June 02, 2009

Personally, I'm very excited by Wave. I think it's going to be great (as in Google usually make quality stuff when they put their minds to it, I think it will be free enough to use with good conscience, and it will be uber-powerful)

I'm also willing to bet on the ultra-conservatism of the majority of users, and predict that they WON'T GET IT. This will have made hardly a dent on either email or M$ Office use by this time next year. Most people will be confused (rather than delighted) by the blurring of email, document editing and real time conversation. Early adopters won't be able to use it to send emails or share documents with late-adopters, so hardly anyone will be able to use it in enterprises etc.

The people who'll be most affected by this are 37 Signals, Huddle, SocialText etc. who are trying to sell web-based project management or enterprise blogs and wikis to early adopters. It's gonna be a tsunami in that market.

Nevertheless, can't wait to play with it.

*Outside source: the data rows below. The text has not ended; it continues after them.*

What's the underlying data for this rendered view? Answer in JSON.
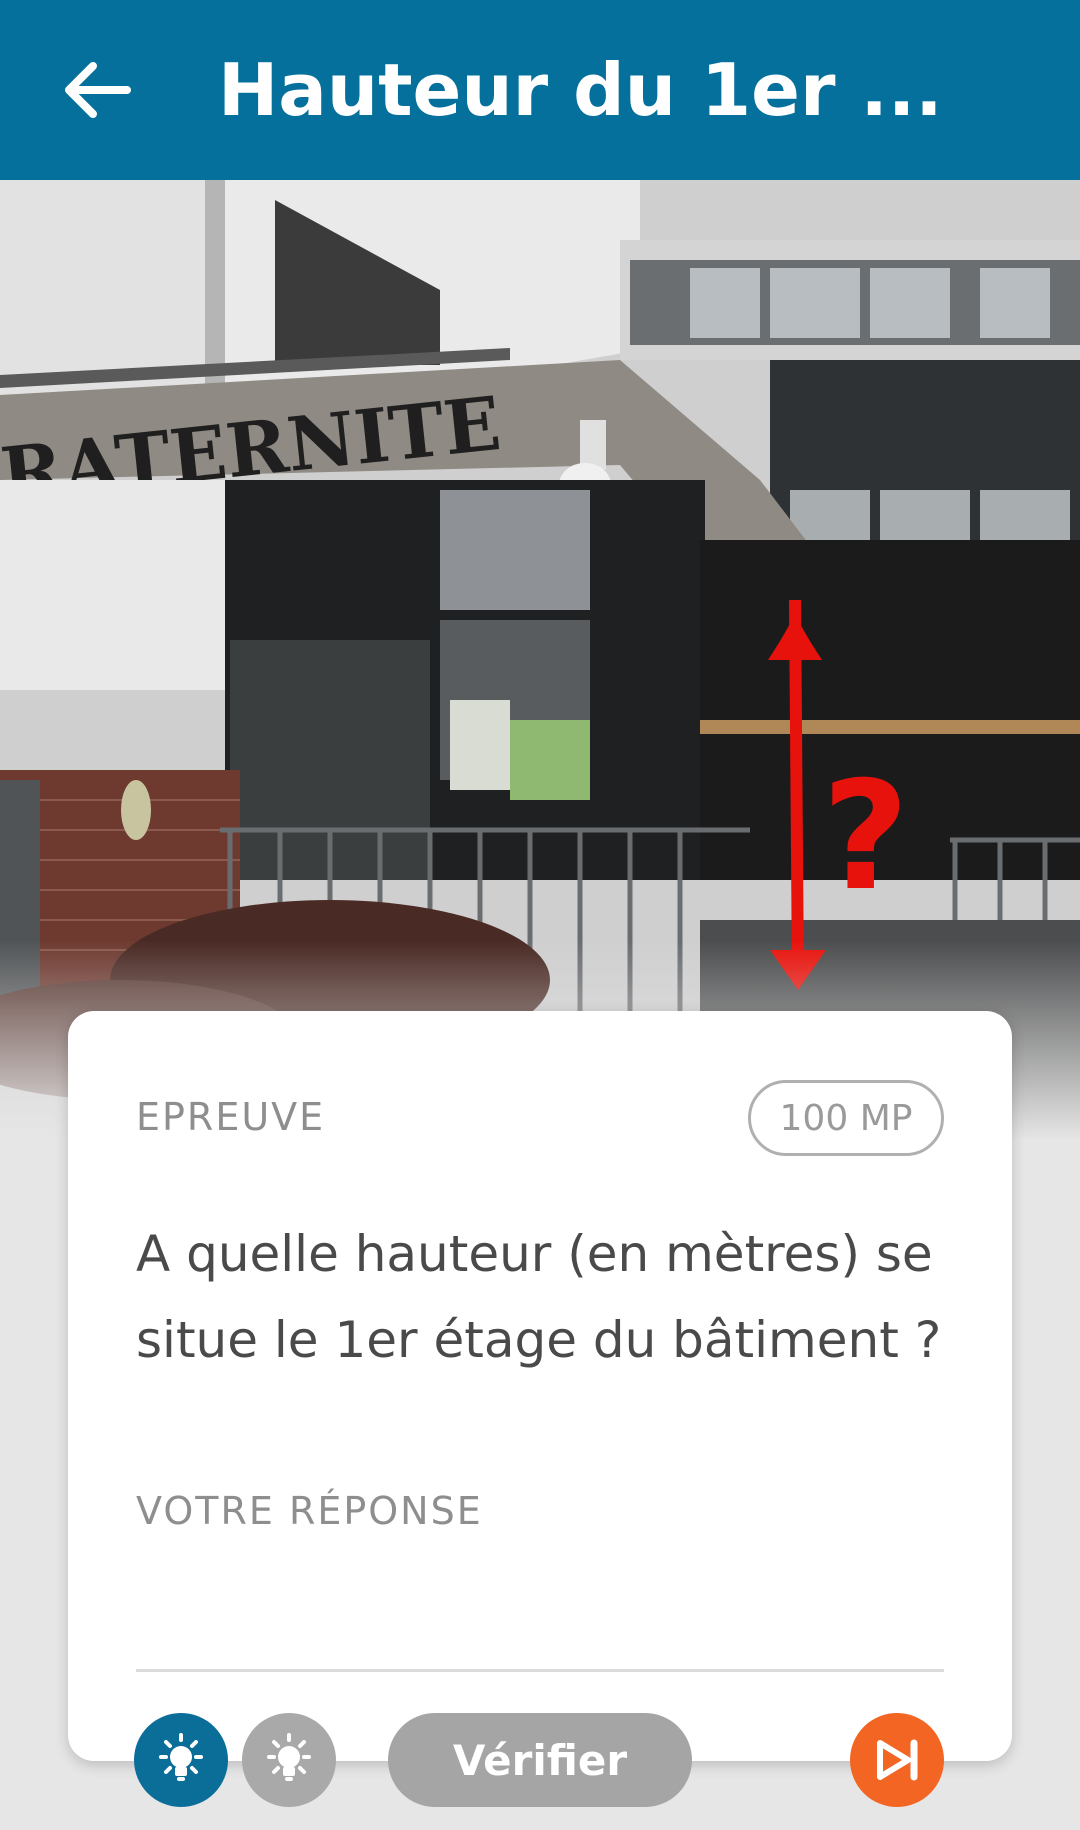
{
  "header": {
    "back_icon": "arrow-left-icon",
    "title": "Hauteur du 1er ..."
  },
  "photo": {
    "sign_text": "RATERNITE",
    "overlay_mark": "?",
    "overlay_color": "#e8120c"
  },
  "card": {
    "section_label": "EPREUVE",
    "points_badge": "100 MP",
    "question": "A quelle hauteur (en mètres) se situe le 1er étage du bâtiment ?",
    "answer_label": "VOTRE RÉPONSE",
    "answer_value": ""
  },
  "actions": {
    "hint_1_icon": "lightbulb-icon",
    "hint_2_icon": "lightbulb-icon",
    "verify_label": "Vérifier",
    "skip_icon": "skip-next-icon"
  },
  "colors": {
    "appbar": "#05709b",
    "hint_active": "#0a6e99",
    "hint_inactive": "#a9a9a9",
    "skip": "#f26522",
    "verify_disabled": "#a5a5a5"
  }
}
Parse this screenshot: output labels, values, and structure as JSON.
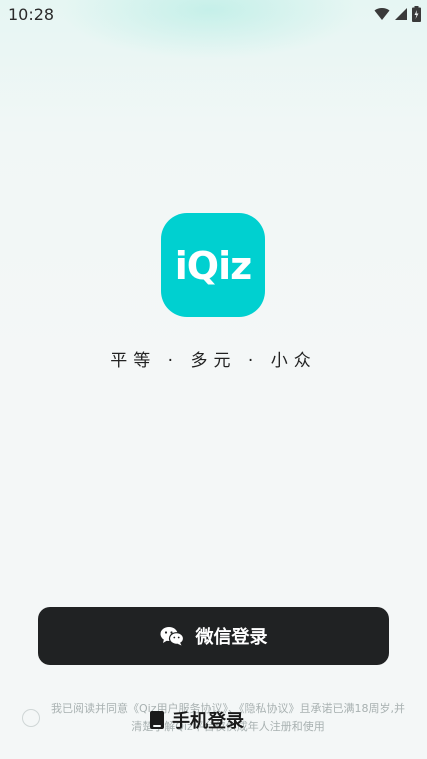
{
  "status_bar": {
    "time": "10:28",
    "icons": [
      "wifi-icon",
      "signal-icon",
      "battery-icon"
    ]
  },
  "logo": {
    "text": "iQiz",
    "color": "#00d0d0"
  },
  "slogan": "平等 · 多元 · 小众",
  "buttons": {
    "wechat_login": "微信登录",
    "phone_login": "手机登录"
  },
  "agreement": {
    "prefix": "我已阅读并同意",
    "user_agreement": "《Qiz用户服务协议》",
    "separator": "、",
    "privacy_policy": "《隐私协议》",
    "suffix": "且承诺已满18周岁,并清楚了解Qiz平台仅供成年人注册和使用",
    "checked": false
  },
  "colors": {
    "accent": "#00d0d0",
    "button_dark": "#202223",
    "background": "#f4f7f7"
  }
}
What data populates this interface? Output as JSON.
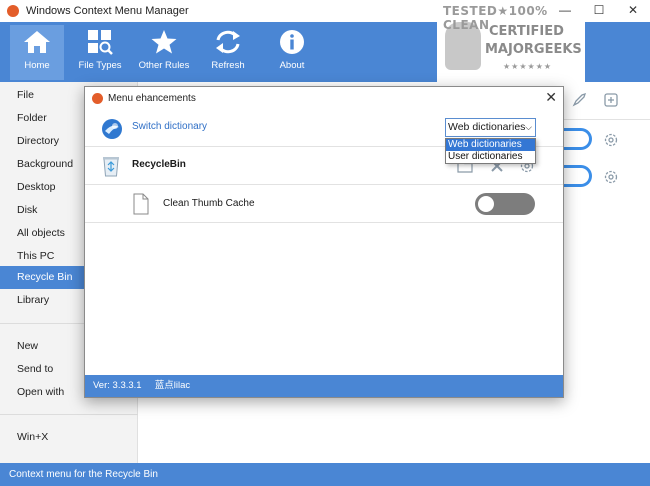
{
  "window": {
    "title": "Windows Context Menu Manager",
    "minimize": "—",
    "maximize": "☐",
    "close": "✕"
  },
  "toolbar": [
    {
      "label": "Home",
      "icon": "home-icon",
      "active": true
    },
    {
      "label": "File Types",
      "icon": "file-types-icon"
    },
    {
      "label": "Other Rules",
      "icon": "star-icon"
    },
    {
      "label": "Refresh",
      "icon": "refresh-icon"
    },
    {
      "label": "About",
      "icon": "info-icon"
    }
  ],
  "watermark": {
    "line1": "TESTED★100% CLEAN",
    "line2": "CERTIFIED",
    "line3": "MAJORGEEKS",
    "line4": "★★★★★★"
  },
  "sidebar": {
    "items": [
      "File",
      "Folder",
      "Directory",
      "Background",
      "Desktop",
      "Disk",
      "All objects",
      "This PC",
      "Recycle Bin",
      "Library",
      "New",
      "Send to",
      "Open with",
      "Win+X"
    ],
    "active": "Recycle Bin"
  },
  "dialog": {
    "title": "Menu ehancements",
    "close": "✕",
    "switch_label": "Switch dictionary",
    "select_value": "Web dictionaries",
    "select_arrow": "⌵",
    "options": [
      "Web dictionaries",
      "User dictionaries"
    ],
    "group_label": "RecycleBin",
    "item_label": "Clean Thumb Cache",
    "toggle_on": false,
    "status_version": "Ver: 3.3.3.1",
    "status_author": "蓝点lilac"
  },
  "statusbar": {
    "text": "Context menu for the Recycle Bin"
  },
  "colors": {
    "accent": "#4a86d4",
    "toggle_on": "#3b8ee8",
    "toggle_off": "#7d7d7d"
  }
}
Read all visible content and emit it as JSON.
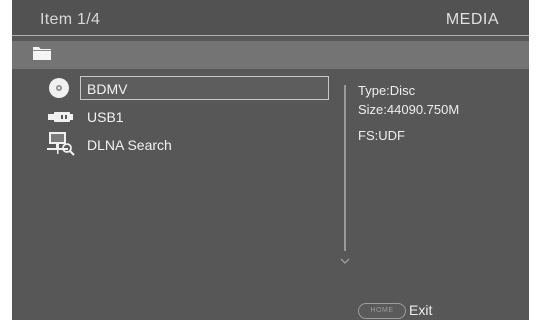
{
  "header": {
    "item_count": "Item 1/4",
    "title": "MEDIA"
  },
  "sources": [
    {
      "label": "BDMV",
      "icon": "disc-icon",
      "selected": true
    },
    {
      "label": "USB1",
      "icon": "usb-icon",
      "selected": false
    },
    {
      "label": "DLNA Search",
      "icon": "dlna-search-icon",
      "selected": false
    }
  ],
  "info": {
    "type": "Type:Disc",
    "size": "Size:44090.750M",
    "fs": "FS:UDF"
  },
  "footer": {
    "home_key": "HOME",
    "exit_label": "Exit"
  },
  "colors": {
    "background": "#575757",
    "header": "#525252",
    "pathbar": "#747474",
    "text": "#eeeeee"
  }
}
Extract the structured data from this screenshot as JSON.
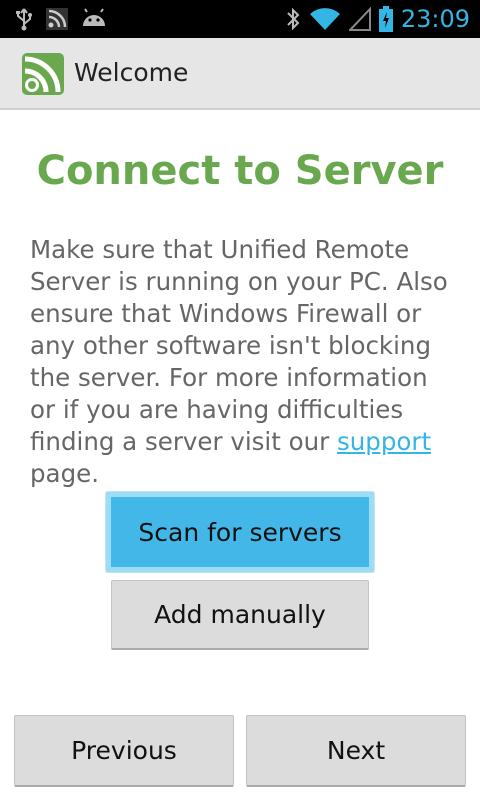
{
  "status_bar": {
    "time": "23:09",
    "icons_left": [
      "usb-icon",
      "rss-notification-icon",
      "android-icon"
    ],
    "icons_right": [
      "bluetooth-icon",
      "wifi-icon",
      "signal-icon",
      "battery-charging-icon"
    ]
  },
  "action_bar": {
    "title": "Welcome",
    "icon": "app-logo-icon"
  },
  "main": {
    "heading": "Connect to Server",
    "body_before_link": "Make sure that Unified Remote Server is running on your PC. Also ensure that Windows Firewall or any other software isn't blocking the server. For more information or if you are having difficulties finding a server visit our ",
    "link_text": "support",
    "body_after_link": " page.",
    "scan_button": "Scan for servers",
    "add_button": "Add manually"
  },
  "footer": {
    "previous_button": "Previous",
    "next_button": "Next"
  },
  "colors": {
    "accent_green": "#6aa84f",
    "accent_blue": "#33b5e5",
    "scan_button": "#43b8e8"
  }
}
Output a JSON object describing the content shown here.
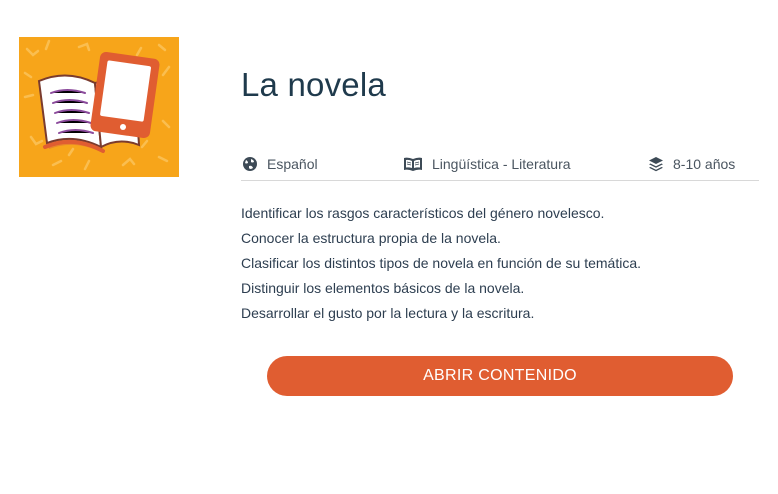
{
  "course": {
    "title": "La novela",
    "thumbnail_icon": "book-and-tablet-icon"
  },
  "meta": {
    "language": {
      "icon": "globe-icon",
      "label": "Español"
    },
    "subject": {
      "icon": "open-book-icon",
      "label": "Lingüística - Literatura"
    },
    "age": {
      "icon": "layers-icon",
      "label": "8-10 años"
    }
  },
  "objectives": [
    "Identificar los rasgos característicos del género novelesco.",
    "Conocer la estructura propia de la novela.",
    "Clasificar los distintos tipos de novela en función de su temática.",
    "Distinguir los elementos básicos de la novela.",
    "Desarrollar el gusto por la lectura y la escritura."
  ],
  "actions": {
    "open_label": "ABRIR CONTENIDO"
  },
  "colors": {
    "thumbnail_bg": "#f7a51a",
    "accent": "#e05d31",
    "title": "#1f3a4c"
  }
}
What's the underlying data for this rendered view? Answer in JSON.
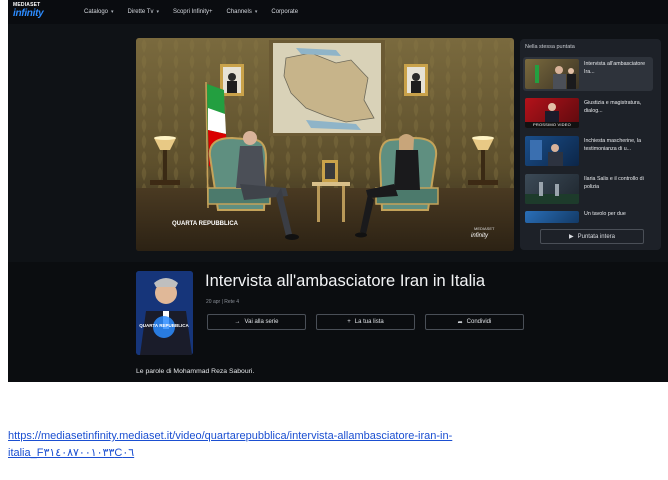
{
  "brand": {
    "top": "MEDIASET",
    "name": "infinity"
  },
  "nav": [
    "Catalogo",
    "Dirette Tv",
    "Scopri Infinity+",
    "Channels",
    "Corporate"
  ],
  "nav_dropdown": [
    true,
    true,
    false,
    true,
    false
  ],
  "player": {
    "logo_left": "QUARTA REPUBBLICA",
    "logo_right": "infinity",
    "watermark_small": "MEDIASET"
  },
  "sidebar": {
    "title": "Nella stessa puntata",
    "items": [
      {
        "text": "Intervista all'ambasciatore Ira...",
        "badge": ""
      },
      {
        "text": "Giustizia e magistratura, dialog...",
        "badge": "PROSSIMO VIDEO"
      },
      {
        "text": "Inchiesta mascherine, la testimonianza di u...",
        "badge": ""
      },
      {
        "text": "Ilaria Salis e il controllo di polizia",
        "badge": ""
      },
      {
        "text": "Un tavolo per due",
        "badge": ""
      }
    ],
    "full_button": "Puntata intera"
  },
  "episode": {
    "title": "Intervista all'ambasciatore Iran in Italia",
    "meta": "20 apr | Rete 4",
    "buttons": {
      "series": "Vai alla serie",
      "list": "La tua lista",
      "share": "Condividi"
    },
    "poster_text": "QUARTA REPUBBLICA",
    "description": "Le parole di Mohammad Reza Sabouri."
  },
  "link": {
    "line1": "https://mediasetinfinity.mediaset.it/video/quartarepubblica/intervista-allambasciatore-iran-in-",
    "line2": "italia_F٣١٤٠٨٧٠٠١٠٣٣C٠٦"
  },
  "colors": {
    "accent": "#2d8cff",
    "background": "#0f1216",
    "link": "#1b4fd1"
  }
}
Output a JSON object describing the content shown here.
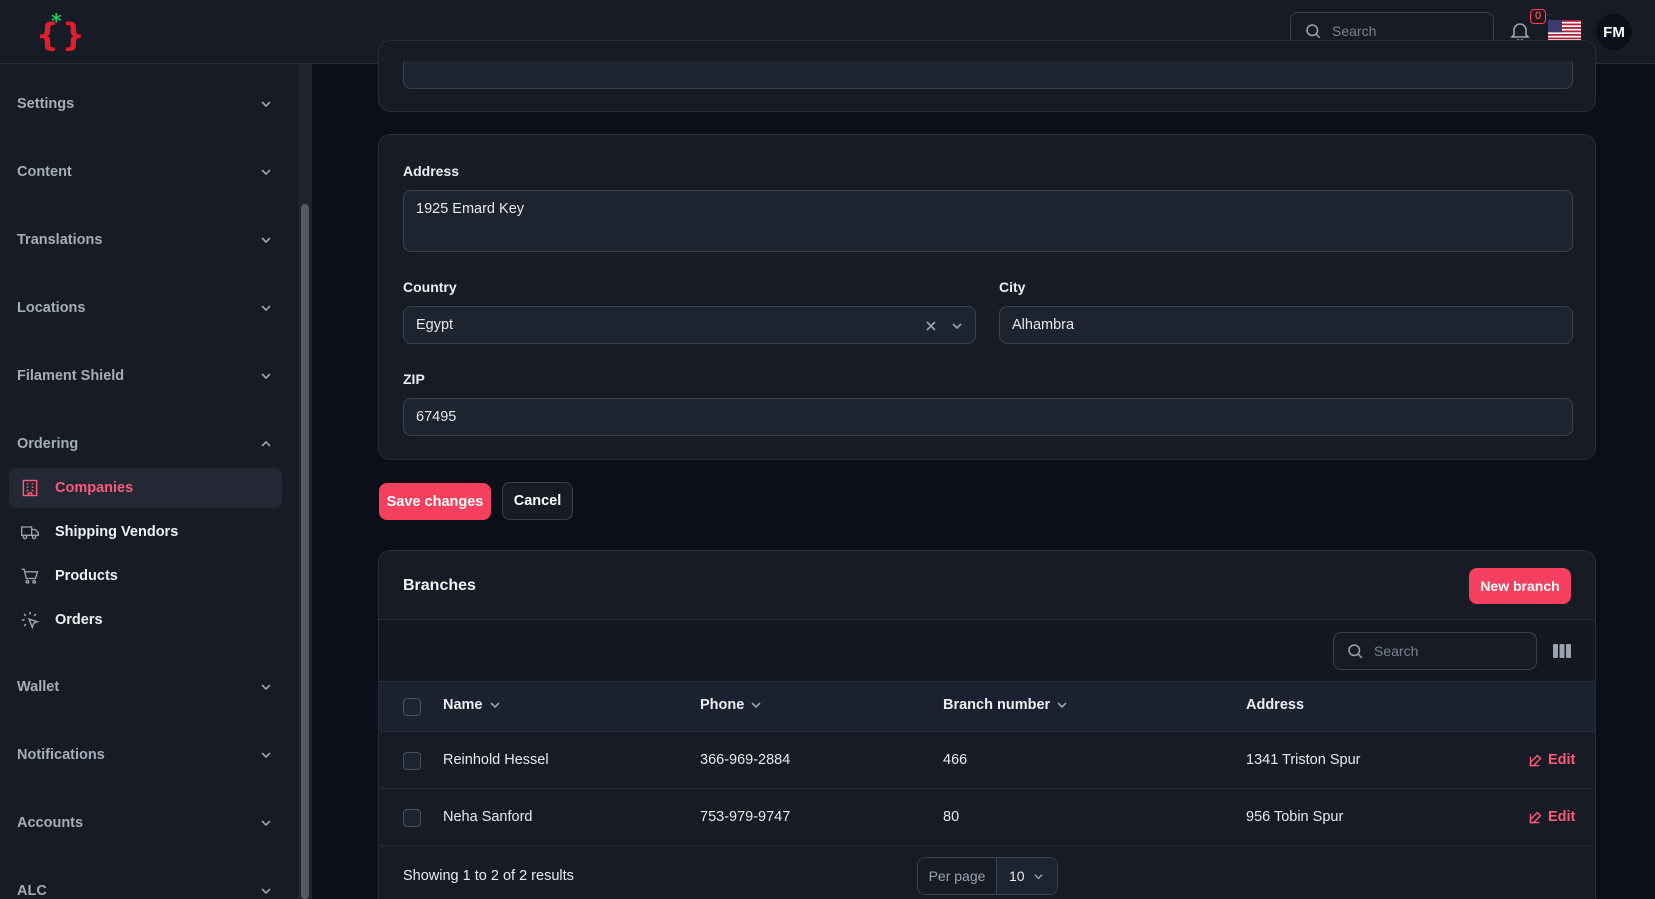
{
  "topbar": {
    "search_placeholder": "Search",
    "notifications_count": "0",
    "user_initials": "FM"
  },
  "sidebar": {
    "groups": [
      {
        "label": "Settings"
      },
      {
        "label": "Content"
      },
      {
        "label": "Translations"
      },
      {
        "label": "Locations"
      },
      {
        "label": "Filament Shield"
      },
      {
        "label": "Ordering"
      },
      {
        "label": "Wallet"
      },
      {
        "label": "Notifications"
      },
      {
        "label": "Accounts"
      },
      {
        "label": "ALC"
      }
    ],
    "ordering_items": [
      {
        "label": "Companies",
        "icon": "building-icon",
        "active": true
      },
      {
        "label": "Shipping Vendors",
        "icon": "truck-icon"
      },
      {
        "label": "Products",
        "icon": "cart-icon"
      },
      {
        "label": "Orders",
        "icon": "cursor-click-icon"
      }
    ]
  },
  "form": {
    "address_label": "Address",
    "address_value": "1925 Emard Key",
    "country_label": "Country",
    "country_value": "Egypt",
    "city_label": "City",
    "city_value": "Alhambra",
    "zip_label": "ZIP",
    "zip_value": "67495",
    "save_label": "Save changes",
    "cancel_label": "Cancel"
  },
  "branches": {
    "title": "Branches",
    "new_label": "New branch",
    "search_placeholder": "Search",
    "columns": [
      "Name",
      "Phone",
      "Branch number",
      "Address"
    ],
    "rows": [
      {
        "name": "Reinhold Hessel",
        "phone": "366-969-2884",
        "branch_number": "466",
        "address": "1341 Triston Spur",
        "action": "Edit"
      },
      {
        "name": "Neha Sanford",
        "phone": "753-979-9747",
        "branch_number": "80",
        "address": "956 Tobin Spur",
        "action": "Edit"
      }
    ],
    "summary": "Showing 1 to 2 of 2 results",
    "per_page_label": "Per page",
    "per_page_value": "10"
  },
  "colors": {
    "accent": "#f43f5e",
    "background": "#0b0f19",
    "surface": "#161b26"
  }
}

Couple of interesting posts

3 comments:

John Powers said...

I have been so looking forward to you weighing in on Wave. When I watched the demo I was very excited by the notion of "email as it should be."

I had just spent an evening with a group f friends and the subject of social software came up--they don't get it and in fact seem hostile to it. This bums me out because I would like more collaboration with them and to see more collaboration between my friends.

After the initial excitement subsided, I suppose my thoughts were moving towards your prediction. Still, I think the hook Google has come up with around email, gives it a good shot of widespread adoption here in the USA.

Some of my collaboration is with folks in Africa. Wave isn't going to help much in this case. But I'm sick of opening Word documents, and I can't help but think that the ease of collaborating on documents via Wave would be quickly appreciated.

Jerry Jaz said...

I too see the angry pushback. Some of my friends are bewildered by the choices and in-intuitive design. I was very excited to watch the video presentation of Waves.

Composing said...

Yeah, Google's best hope would be to slide it in as a GMail "upgrade", just like their instant messaging system.

We'll probably see an "open a wave for this email" button accompanying emails sooner or later.

John, as for Africa, haven't any of the free wiki hosting services been any good? Or are there privacy issues?